Rummel um Mini-Löwen und ihre „Mutti“

Die Sonne brannte fast so heiß wie in Afrika, als die seltenen weißen Löwenbabys gestern Mittag im Zoo öffentlich getauft wurden. Die Volksstimme mischte sich ins hitzige Gedränge, um Stimmen und Stimmung rund ums Löwengitter einzufangen.

Keinen Beifall bitte, mahnt Zoodirektor Kai Perret. Der öffentliche Termin bedeutet Stress für die niedlichen weißen Löwenbabys.
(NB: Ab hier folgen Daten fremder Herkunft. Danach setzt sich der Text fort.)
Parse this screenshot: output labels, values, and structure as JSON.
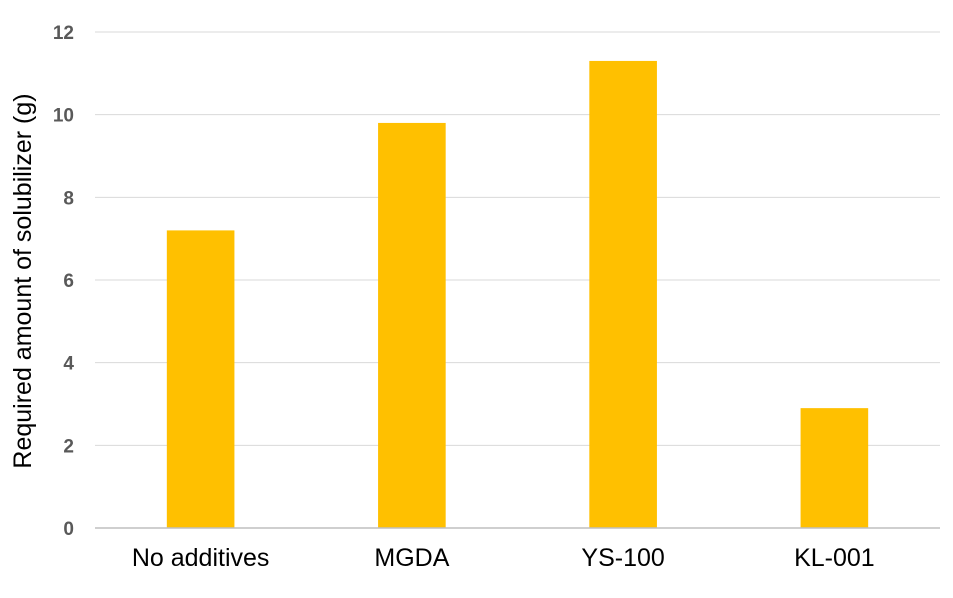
{
  "chart_data": {
    "type": "bar",
    "title": "",
    "xlabel": "",
    "ylabel": "Required amount of solubilizer (g)",
    "categories": [
      "No additives",
      "MGDA",
      "YS-100",
      "KL-001"
    ],
    "values": [
      7.2,
      9.8,
      11.3,
      2.9
    ],
    "ylim": [
      0,
      12
    ],
    "yticks": [
      0,
      2,
      4,
      6,
      8,
      10,
      12
    ],
    "ytick_labels": [
      "0",
      "2",
      "4",
      "6",
      "8",
      "10",
      "12"
    ],
    "grid": true,
    "legend": "none",
    "colors": {
      "bar": "#FFC000",
      "grid": "#D9D9D9",
      "axis": "#BFBFBF",
      "tick_text": "#595959"
    }
  }
}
Dicht an dicht drängen sich zahlreiche Besucher vom Kleinkind bis zum Renter um das provisorische Löwengitter auf der Wiese. Jeder will einen Blick und ein Foto mit den knuddeligen Zoo-Stars erhaschen.

Auch die Magdeburgerin Heike Rudhard ist aus dem Häuschen, als die kuschligen Stars des Zoos gestern Mittag bei brennender Sonne fast wie in Afrika mit jeweils einem Tropfen „Rotkäppchen“-Sekt getauft werden. Sie ist Stammgast im Zoo, hat auch die Entwicklung der Löwenzwillinge seit ihrer Geburt Ende April gespannt verfolgt, wie sie am Rande des Trubels erzählt. Während alle Blicke auf die beiden Löwen-Mädchen gerichtet sind, ruft sie Tierpflegerin Julia Forst zu sich an den Rand des Geheges und überreicht ihr einen Strauß Rosen. „Danke Julia“, sagt sie begeistert. „Sie ist für uns die Kulttierpflegerin unseres Zoos. Die Tiere mögen sie sehr - und wir mögen sie auch“, erzählt Heike Rudhard. Auch für sie als Zoofreundin sei es ein besonderer Tag. „Da ist ein Dankeschön, auch für die anderen Pfleger, angebracht“, findet sie. Zum Kultstatus verhalf Julia Forst wohl auch die Tatsache, dass sie die Löwenbabys per Handaufzucht mit der Flasche und sogar bei sich zu Hause durch die schwierige erste Zeit nach der Geburt brachte, als die Sorgen um die Zwillinge und ihren Gesundheitszustand groß waren.

Bald heißt es für die Pflegerin und „ihre“ Löwenkinder aber Abschied nehmen. Julia Forst wird demnächst in die Schweiz zu einem Austausch in einen Zoo gehen, ein Schweizer Kollege kommt dafür nach Magdeburg.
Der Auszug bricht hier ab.